Nodes and edges follow the same colour code as in Fig 3.
Nodes and edges follow the same colour code as in Fig 3.
The resulting SCCs of B. subtilis graph are enumerated. Nodes and edges follow the same colour code as in Fig 4.
It has been observed that real biochemical networks, e.g., protein-reaction networks [10] including genetic regulatory networks without feedback from metabolism [45], have a larger number of strong components than their randomized counterparts, thereby exhibiting a higher level of modularity. We find that the genetic regulatory graphs , which contain feedbacks from metabolism into the GRN, when compared to their appropriately randomized versions, also have the same feature. Details are given in S7 Table.
5.2 Architecture and functionality of modules
The question arises as to what is the significance of the non-trivial SCCs. The dynamics of an SCC by definition depends upon the state of the nodes above it in the GRN hierarchy and on its own non-trivial internal structure. To study their functional significance we examine the internal structure of the SCCs obtained above for E. coli and B. subtilis in detail. We show below that almost every SCC obtained above is associated with an identifiable and definite functionality, or that it performs a specific task or set of tasks in the organism. It may be noted that a priori, it is not obvious that a non-trivial SCC should have a specific biological role. The fact that we find most SCCs to have a specific role suggests that this is a useful construct. The twin properties of being dynamically relatively autonomous and having an identifiable biological functionality justify our referring to these SCCs as associated with ‘modules’ of the GRN. Many algorithmic methods exist in the literature of identifying modules, e.g., those that cluster expression data and those that identify ‘communities’ in networks. Our algorithmic method is different, and it does not identify all modules in the system, but those that it does have a fairly tight functional significance, as will be seen below. Thus the method would be particularly useful in identifying modules for those organisms for which the genetic and metabolic databases will become available, but whose biology has not been as extensively studied as E. coli and B. subtilis.
The SCCs of Figs 6 and 7 have been displayed along with their properties in S5 and S6 Tables. We have focused on SCCs that have at least one metabolite. The total number of such SCCs is 23 in E. coli and 11 in B. subtilis. For E. coli the largest SCC, SCC 28 in Fig 5, is complicated, has multiple functional tasks, and is discussed separately in a later subsection.
It is convenient to organize the functional study of the metabolite containing SCCs, hereafter referred to interchangeably as modules, in ascending order of size (number of nodes), as the functionality of larger modules can often be understood in terms of smaller structures.

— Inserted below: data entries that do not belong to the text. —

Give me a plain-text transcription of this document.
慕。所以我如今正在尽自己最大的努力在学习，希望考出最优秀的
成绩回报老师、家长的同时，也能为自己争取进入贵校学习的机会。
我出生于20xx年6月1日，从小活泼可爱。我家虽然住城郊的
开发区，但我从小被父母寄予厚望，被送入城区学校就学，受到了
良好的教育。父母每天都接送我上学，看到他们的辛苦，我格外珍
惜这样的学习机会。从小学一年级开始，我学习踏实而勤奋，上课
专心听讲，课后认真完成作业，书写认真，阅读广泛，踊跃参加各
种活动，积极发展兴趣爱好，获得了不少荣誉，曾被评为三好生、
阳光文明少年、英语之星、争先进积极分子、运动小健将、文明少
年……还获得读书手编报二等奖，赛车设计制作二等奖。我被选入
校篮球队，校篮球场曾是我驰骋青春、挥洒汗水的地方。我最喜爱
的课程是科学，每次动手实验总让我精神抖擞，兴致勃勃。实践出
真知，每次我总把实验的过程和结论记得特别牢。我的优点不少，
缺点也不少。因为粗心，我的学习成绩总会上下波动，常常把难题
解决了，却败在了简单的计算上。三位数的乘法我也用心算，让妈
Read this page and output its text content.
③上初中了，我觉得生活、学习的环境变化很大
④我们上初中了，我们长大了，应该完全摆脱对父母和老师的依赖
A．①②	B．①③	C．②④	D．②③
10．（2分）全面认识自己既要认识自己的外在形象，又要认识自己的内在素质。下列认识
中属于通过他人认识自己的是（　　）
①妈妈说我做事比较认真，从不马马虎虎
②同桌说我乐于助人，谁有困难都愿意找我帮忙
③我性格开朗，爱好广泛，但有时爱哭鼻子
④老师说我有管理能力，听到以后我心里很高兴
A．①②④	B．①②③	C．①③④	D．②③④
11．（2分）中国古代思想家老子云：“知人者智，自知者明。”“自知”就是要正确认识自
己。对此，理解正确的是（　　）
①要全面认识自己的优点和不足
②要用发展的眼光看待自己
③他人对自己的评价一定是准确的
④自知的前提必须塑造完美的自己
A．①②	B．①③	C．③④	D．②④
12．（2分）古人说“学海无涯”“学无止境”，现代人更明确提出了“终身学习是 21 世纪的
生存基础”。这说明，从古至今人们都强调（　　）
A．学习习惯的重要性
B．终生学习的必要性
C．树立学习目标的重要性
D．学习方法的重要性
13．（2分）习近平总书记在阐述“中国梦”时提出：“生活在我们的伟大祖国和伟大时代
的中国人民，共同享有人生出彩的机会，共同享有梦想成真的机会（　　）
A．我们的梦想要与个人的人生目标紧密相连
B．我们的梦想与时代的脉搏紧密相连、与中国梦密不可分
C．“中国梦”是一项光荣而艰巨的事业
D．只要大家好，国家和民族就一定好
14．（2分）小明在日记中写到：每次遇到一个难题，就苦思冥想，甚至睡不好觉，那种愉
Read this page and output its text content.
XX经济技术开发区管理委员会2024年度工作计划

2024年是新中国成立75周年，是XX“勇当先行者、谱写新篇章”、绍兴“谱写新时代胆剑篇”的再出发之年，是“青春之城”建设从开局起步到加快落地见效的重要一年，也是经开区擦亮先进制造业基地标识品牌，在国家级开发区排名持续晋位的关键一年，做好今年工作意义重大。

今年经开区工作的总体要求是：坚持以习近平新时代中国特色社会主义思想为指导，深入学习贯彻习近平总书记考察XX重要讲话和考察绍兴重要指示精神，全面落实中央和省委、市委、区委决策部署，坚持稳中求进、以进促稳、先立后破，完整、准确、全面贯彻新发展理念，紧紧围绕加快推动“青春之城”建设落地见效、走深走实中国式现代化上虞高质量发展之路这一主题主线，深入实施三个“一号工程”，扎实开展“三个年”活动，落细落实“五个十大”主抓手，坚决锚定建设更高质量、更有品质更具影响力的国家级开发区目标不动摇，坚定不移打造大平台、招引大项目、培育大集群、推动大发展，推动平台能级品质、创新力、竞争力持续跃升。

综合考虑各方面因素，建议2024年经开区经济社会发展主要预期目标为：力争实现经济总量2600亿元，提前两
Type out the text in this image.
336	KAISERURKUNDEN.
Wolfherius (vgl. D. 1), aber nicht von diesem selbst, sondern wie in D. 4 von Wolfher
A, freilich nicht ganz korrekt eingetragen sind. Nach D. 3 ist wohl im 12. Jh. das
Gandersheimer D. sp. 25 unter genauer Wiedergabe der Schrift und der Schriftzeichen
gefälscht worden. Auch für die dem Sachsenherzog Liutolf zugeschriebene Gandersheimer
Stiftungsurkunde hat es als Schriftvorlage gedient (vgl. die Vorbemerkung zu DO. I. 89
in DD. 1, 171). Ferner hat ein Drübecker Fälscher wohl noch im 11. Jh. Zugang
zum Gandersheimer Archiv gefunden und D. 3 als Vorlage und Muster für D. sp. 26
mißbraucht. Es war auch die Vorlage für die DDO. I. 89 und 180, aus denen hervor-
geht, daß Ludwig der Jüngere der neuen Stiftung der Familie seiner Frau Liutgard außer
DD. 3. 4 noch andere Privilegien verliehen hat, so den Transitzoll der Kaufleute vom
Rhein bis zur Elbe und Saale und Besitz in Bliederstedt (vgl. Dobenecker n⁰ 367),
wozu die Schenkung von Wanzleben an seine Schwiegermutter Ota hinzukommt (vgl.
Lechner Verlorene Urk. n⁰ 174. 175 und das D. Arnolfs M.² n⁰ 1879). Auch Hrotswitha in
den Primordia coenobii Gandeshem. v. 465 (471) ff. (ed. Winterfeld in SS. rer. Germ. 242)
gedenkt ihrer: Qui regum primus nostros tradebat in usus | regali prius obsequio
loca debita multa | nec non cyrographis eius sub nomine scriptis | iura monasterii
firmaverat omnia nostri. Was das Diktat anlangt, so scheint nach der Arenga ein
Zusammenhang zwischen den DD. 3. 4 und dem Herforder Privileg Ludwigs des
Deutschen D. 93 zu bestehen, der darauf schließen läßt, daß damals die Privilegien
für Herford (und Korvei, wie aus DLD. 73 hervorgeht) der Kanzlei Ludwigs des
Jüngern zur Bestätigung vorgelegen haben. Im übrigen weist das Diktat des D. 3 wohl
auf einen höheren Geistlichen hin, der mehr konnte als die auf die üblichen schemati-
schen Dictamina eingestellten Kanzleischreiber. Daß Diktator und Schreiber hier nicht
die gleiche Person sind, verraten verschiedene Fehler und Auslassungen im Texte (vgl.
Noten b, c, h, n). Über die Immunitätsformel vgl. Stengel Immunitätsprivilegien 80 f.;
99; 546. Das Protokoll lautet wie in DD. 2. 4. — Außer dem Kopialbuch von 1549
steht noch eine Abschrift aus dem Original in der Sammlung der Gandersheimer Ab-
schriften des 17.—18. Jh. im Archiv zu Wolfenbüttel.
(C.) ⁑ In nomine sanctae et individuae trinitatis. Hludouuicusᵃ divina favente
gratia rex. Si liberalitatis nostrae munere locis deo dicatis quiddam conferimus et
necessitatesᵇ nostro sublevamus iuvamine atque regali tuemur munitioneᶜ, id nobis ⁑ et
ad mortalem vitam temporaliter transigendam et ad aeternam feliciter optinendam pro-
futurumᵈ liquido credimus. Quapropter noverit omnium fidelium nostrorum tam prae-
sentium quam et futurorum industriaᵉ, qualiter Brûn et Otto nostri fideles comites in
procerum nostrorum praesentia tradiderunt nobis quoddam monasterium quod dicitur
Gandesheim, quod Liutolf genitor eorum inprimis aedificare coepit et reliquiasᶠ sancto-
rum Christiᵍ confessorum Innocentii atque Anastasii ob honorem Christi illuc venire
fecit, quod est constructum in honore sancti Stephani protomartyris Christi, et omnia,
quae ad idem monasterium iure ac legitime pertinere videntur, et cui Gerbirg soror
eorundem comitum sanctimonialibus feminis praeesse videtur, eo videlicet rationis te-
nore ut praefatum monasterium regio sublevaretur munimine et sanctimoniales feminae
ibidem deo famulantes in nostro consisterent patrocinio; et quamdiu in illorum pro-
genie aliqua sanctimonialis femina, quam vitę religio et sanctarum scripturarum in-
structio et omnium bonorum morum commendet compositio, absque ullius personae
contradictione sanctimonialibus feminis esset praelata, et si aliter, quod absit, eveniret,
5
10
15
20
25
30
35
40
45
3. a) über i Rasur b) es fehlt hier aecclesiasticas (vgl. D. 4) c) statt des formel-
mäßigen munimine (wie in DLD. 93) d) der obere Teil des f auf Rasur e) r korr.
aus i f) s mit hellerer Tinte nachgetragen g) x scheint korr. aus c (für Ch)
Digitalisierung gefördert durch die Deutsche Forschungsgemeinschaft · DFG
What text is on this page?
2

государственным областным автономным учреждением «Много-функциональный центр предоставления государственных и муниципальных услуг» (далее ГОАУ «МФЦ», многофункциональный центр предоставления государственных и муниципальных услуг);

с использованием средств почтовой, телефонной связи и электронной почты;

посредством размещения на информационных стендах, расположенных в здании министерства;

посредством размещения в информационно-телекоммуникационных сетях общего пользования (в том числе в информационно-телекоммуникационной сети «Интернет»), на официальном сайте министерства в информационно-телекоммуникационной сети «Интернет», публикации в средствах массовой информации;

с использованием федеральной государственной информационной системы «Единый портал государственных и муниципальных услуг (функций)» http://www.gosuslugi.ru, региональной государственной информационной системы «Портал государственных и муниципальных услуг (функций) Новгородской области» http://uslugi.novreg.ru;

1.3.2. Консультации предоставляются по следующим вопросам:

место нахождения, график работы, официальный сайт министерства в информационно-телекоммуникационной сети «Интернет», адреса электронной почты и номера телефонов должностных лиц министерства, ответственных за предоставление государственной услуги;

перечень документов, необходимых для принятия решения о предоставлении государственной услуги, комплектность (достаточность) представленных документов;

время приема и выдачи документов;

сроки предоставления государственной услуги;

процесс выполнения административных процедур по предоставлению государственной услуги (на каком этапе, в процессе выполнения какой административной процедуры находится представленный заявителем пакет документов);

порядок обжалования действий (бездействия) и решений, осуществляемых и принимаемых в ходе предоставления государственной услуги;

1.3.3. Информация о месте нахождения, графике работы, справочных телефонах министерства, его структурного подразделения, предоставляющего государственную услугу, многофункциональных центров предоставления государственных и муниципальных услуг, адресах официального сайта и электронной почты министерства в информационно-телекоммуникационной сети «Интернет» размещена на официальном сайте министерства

5.2.1 Size 3 modules: NFL or PFL.
There are five size 3 modules in E. coli and five in B. subtilis. Each size 3 module has one metabolite, one TF gene and one enzyme gene. The modules of size 3 can be classified into two categories: negative feedback loop and positive feedback loop (NFL, PFL). While the composite logic in these modules remain either a NFL or PFL, their internal composition in terms of position and sign of the interaction may vary. Fig 8 tabulates examples of this structural variation that we find and details about each example displayed that leads to a statement about the possible functionality of the module. All the modules are shown in S5 and S6 Tables. As an example, we discuss the module in the first row of Fig 8. This module is found to be active only when the food source is Aldehydo-D-glucoronate. In that situation enzyme UxaC converts this molecule to D-fructuronate. One can guess that the function of the module, a NFL with three inhibitory links, is to metabolize D-fructuronate when it is in excess into a further downstream product. The internal structure of the module shows how this can be achieved. D-fructuronate binds to the TF UxuR and inactivates it. UxuR was repressing the expression of gene uxuB and hence preventing the production of enzyme UxuB. When UxuR is inactivated by D-fructuronate, the enzyme UxuB is produced and this in turn catalyzes a reaction that consumes D-fructuronate. This functionality is useful when D-fructuronate is in excess, consistent with the fact that we only see it when aldehydo-D-glucoronate is the food source. It helps the assimilation of this food source into the metabolism. Further it prevents gene expression (which is costly [52]) of uxuB when not required, i.e., when the food source is not available.
A. The negative feedback loop (NFL). B. The positive feedback loop (PFL). Beside the architecture an example of the same is shown, as well its proximal circuit diagram showing the elementary pathway logic of the involved genes and metabolites. In the latter diagram the genes and metabolites of the example module are shown in black, while the preceding and following elements of the pathway have been greyed, for distinction and clarity. Thick arrows represent metabolic reactions or conversion of one metabolite into another. An arrow from an enzyme coding gene to a thick arrow means that the enzyme catalyzes the reaction. Other arrows follow the same convention as in Figs 2 and 3. A flat tipped link from a metabolite to a TF means that when the metabolite binds to the TF it inactivates it, i.e., prevents it from binding to its target gene. We will say that an SCC is ‘active’ in an EC if a reaction (enzyme gene to metabolite link) belonging to the SCC is essential in that EC. The last column gives the environmental conditions in which the SCC is active, and the conjectured functional role of the module.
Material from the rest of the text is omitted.